Philosophers have wrestled with these problems of definition for millenia, and there is no solution. The higher-level concepts embodied in plain-language terms cannot be fully defined, but are inherently fuzzy and subjective.

Now, why in reality does a bug not become a buggy? Obviously it is because the bug is made of atoms, and the atoms don't spontaneously rearrange themselves or change their characteristics. And why is this? Is it because we have some fundamental rules governing atoms, rules like "sodium can't spontaneously turn into chlorine"? No - because atoms are not fundamental building blocks either, and cannot be rigorously defined any more than bugs (is an ionized atom still an atom? Is an unstable atom still an atom?)

Atoms act the way they do because they are made from electrons, protons, and neutrons. Protons and neutrons, in turn, act the way they do because they are made from quarks.

And now we are getting someplace, because both electrons and quarks are fundamental, mathematical objects (at least in current theories). In other words, they can be defined completely. We can write down by means of equations exactly what they are and what rules they obey, under all circumstances, with no caveats or gaps. These are the kind of rules on which a universe can be based, and they are called the laws of physics.

So I would argue that the universe is built on mathematical objects because these are the only objects which can be comprehensively defined. No other kinds of objects can exist except as aggregated constructs of underlying mathematical building blocks (e.g., a bug is built from electrons and quarks). The underlying laws of physics are mathematical because no other kinds of laws exist. In creating a universe, the choice is not whether to base it on mathematics, but only which mathematics to use.

None of these arguments are original to me, of course, although I haven't heard them expressed in quite this form.
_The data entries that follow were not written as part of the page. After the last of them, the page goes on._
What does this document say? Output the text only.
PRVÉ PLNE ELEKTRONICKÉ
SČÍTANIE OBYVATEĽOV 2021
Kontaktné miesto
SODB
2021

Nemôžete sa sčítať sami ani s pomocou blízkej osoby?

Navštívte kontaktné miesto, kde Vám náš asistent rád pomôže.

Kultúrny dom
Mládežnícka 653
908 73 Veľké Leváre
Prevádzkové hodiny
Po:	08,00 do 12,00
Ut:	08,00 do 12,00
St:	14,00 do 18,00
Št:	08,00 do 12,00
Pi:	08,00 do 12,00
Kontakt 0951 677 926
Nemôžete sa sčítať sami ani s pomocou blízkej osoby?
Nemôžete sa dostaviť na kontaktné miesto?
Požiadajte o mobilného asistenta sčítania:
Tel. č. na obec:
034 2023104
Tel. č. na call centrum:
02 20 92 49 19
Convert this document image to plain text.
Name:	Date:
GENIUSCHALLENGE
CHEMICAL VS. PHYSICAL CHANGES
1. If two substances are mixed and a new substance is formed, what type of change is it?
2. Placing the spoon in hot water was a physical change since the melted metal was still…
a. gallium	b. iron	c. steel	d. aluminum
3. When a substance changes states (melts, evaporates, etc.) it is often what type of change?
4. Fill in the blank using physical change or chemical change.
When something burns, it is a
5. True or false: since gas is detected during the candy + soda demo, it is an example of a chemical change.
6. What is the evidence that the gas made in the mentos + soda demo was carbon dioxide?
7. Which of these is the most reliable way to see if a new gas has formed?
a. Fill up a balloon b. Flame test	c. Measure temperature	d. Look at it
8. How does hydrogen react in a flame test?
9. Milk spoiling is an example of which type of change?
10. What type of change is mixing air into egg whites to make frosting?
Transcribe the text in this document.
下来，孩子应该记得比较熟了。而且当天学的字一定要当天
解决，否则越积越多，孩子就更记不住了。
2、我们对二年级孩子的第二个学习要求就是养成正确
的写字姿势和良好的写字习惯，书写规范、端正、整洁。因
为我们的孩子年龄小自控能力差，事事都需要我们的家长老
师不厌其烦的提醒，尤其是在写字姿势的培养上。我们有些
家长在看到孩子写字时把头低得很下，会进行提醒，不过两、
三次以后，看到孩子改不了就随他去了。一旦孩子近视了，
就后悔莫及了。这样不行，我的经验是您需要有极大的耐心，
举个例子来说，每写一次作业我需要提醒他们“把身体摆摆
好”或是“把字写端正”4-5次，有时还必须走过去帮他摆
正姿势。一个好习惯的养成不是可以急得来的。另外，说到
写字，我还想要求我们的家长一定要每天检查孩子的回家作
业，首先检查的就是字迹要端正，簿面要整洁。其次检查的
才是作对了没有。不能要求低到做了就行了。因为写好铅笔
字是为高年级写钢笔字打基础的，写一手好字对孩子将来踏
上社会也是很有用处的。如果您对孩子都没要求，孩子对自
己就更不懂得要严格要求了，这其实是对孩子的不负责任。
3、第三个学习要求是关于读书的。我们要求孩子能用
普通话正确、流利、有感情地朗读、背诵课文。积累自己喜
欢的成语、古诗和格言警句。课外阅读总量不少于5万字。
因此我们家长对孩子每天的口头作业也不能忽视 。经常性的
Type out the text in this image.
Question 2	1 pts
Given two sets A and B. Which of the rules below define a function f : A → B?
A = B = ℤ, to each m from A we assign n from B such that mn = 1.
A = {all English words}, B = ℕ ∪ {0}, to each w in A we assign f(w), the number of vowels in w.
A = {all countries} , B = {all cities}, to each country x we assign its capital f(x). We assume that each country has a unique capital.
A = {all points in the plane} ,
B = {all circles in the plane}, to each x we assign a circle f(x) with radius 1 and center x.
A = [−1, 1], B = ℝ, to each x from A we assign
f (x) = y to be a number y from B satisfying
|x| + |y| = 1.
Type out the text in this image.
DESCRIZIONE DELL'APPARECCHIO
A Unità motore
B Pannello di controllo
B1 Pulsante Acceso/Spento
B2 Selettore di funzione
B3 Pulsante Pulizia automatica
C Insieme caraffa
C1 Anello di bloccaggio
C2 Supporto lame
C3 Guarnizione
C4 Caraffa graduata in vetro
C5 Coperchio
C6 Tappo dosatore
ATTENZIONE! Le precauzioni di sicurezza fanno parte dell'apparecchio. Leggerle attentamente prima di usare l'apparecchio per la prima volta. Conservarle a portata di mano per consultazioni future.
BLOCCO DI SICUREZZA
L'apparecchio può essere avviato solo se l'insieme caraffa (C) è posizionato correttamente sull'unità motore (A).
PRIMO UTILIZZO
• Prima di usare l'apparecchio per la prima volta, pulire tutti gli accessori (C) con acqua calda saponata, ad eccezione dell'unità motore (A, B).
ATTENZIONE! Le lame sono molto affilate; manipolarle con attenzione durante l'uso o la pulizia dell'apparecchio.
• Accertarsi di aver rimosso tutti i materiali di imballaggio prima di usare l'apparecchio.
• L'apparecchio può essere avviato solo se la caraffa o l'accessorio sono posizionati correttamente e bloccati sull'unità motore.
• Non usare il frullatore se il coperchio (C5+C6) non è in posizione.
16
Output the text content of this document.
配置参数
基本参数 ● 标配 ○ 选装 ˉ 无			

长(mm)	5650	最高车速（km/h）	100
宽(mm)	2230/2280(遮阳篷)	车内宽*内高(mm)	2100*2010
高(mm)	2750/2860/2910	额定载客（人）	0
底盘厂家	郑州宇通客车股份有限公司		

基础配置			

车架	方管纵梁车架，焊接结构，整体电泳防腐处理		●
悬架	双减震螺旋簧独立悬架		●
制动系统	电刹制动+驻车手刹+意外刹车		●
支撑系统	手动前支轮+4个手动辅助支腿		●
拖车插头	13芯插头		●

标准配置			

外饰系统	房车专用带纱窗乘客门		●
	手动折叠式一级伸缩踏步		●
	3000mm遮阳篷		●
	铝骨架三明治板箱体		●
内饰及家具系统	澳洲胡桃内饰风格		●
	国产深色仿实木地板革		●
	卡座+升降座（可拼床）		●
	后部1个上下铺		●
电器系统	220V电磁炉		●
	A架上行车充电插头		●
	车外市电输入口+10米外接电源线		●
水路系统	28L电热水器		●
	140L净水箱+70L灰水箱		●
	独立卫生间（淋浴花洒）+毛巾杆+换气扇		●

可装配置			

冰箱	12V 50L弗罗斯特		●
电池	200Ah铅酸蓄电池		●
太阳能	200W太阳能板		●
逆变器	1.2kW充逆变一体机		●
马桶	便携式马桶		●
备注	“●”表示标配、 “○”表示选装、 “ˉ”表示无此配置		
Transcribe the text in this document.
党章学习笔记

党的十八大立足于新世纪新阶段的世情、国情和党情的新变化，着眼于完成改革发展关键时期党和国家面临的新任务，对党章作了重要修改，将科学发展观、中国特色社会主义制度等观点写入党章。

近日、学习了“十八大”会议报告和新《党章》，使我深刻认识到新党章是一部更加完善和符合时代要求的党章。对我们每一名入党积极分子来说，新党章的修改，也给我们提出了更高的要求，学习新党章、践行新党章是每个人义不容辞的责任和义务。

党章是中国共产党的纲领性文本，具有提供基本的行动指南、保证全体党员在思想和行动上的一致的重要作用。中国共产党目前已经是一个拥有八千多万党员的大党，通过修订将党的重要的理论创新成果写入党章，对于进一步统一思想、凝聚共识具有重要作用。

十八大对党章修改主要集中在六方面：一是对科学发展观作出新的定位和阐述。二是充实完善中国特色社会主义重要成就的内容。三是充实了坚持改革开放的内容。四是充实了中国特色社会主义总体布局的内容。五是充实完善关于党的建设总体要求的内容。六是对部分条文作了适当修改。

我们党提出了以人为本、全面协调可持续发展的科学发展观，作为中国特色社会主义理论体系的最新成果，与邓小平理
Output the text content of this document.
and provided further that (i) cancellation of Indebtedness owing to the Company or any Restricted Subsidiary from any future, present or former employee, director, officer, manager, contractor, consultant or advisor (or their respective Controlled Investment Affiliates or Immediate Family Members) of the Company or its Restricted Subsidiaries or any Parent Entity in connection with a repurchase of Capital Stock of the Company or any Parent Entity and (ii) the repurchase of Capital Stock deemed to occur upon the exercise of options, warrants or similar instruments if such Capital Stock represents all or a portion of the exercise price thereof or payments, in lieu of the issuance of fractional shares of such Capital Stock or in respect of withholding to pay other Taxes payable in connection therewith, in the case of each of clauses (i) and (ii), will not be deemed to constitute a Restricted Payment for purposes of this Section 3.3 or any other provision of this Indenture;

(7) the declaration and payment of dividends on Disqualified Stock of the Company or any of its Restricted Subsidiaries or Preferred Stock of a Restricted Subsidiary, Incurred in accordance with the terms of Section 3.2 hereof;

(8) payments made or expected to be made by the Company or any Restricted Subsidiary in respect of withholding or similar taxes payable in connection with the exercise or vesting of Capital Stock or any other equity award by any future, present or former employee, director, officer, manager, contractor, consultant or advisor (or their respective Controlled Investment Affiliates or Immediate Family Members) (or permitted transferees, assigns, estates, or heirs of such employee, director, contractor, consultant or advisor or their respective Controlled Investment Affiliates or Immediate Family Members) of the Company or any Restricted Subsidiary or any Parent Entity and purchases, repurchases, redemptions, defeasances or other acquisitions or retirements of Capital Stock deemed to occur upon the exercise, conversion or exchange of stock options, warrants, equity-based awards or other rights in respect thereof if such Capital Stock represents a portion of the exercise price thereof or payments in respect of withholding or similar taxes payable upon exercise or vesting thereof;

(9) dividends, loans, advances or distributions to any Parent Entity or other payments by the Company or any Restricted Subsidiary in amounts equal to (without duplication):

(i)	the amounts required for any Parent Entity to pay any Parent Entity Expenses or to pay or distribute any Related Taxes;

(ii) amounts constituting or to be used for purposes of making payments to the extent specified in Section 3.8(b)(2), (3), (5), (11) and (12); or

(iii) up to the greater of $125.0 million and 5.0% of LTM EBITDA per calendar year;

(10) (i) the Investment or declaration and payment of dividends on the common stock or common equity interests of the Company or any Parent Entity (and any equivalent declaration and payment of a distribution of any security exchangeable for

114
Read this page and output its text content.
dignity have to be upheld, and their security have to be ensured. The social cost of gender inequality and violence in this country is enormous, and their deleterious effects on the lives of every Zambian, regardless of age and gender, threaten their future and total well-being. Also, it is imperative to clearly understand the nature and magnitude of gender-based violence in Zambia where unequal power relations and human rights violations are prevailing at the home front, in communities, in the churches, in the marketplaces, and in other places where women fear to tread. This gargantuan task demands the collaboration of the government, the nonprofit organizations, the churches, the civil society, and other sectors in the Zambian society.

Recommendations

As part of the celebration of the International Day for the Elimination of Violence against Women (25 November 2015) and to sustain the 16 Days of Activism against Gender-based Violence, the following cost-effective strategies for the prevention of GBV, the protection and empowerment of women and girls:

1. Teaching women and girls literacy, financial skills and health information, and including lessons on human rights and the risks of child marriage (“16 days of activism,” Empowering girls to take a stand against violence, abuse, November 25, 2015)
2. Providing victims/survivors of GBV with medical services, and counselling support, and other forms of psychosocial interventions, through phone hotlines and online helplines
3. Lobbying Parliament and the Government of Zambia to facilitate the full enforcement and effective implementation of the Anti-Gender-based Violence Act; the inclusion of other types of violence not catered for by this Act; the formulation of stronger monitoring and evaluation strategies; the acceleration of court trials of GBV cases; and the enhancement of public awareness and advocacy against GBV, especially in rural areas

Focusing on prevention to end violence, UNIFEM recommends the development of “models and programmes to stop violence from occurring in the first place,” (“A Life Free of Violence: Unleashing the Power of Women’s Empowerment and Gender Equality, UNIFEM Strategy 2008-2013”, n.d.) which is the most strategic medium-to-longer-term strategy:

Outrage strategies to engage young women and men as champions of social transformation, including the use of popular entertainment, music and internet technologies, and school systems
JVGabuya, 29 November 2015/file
The essential ideas, including my discussion of things not changing to other things, go all the way back to the original Materialists, as recorded by Lucretius. The original Materialists, interestingly enough, based their Materialism not on "scientific evidence", as is the custom today, but rather on exactly the philosophical arguments outlined above. Of course neither philosophy, nor science, nor any other technique can ever prove anything definitively, so we don't claim to prove that math must underly everything; however, we do claim that the case is pretty strong.

Recognition of the primacy of mathematics allows us to formulate a different conception of science and the scientific method, one which frames the debate with Creationists and other pseudoscientists in a different light. Science is the study of the underlying mathematical laws of the universe and the effort to connect all observed phenomena to them. The "scientific method" is nothing but common sense applied to this effort. There is no single method of science, just as there is no single type of argument in a legal case; however, there is a single goal to the endeavor of science, and it is by reference to this goal that we, in fact, distinguish science from pseudoscience. Science proposes explanations which are potentially connected to an underlying mathematical order; pseudoscience proposes explanations which are not. The concept of "refutability", which is very slippery to define in general, becomes crystal clear from this perspective: non-scientific theories are "irrefutable" because they can't be founded on mathematics and therefore do not follow any definable rules - and that which is not bound by rules can never be refuted.

We also find a new perspective on the concept of Materialism. Materialism is inseparable from Mathematics, and the "material" to which it refers can only be a mathematical construct - because no other construct is possible. This "Mathematical Materialism" is the necessary foundation of any universe. In doing science, we don't "discover" that the universe is mathematical, but merely what kind of mathematics it employs.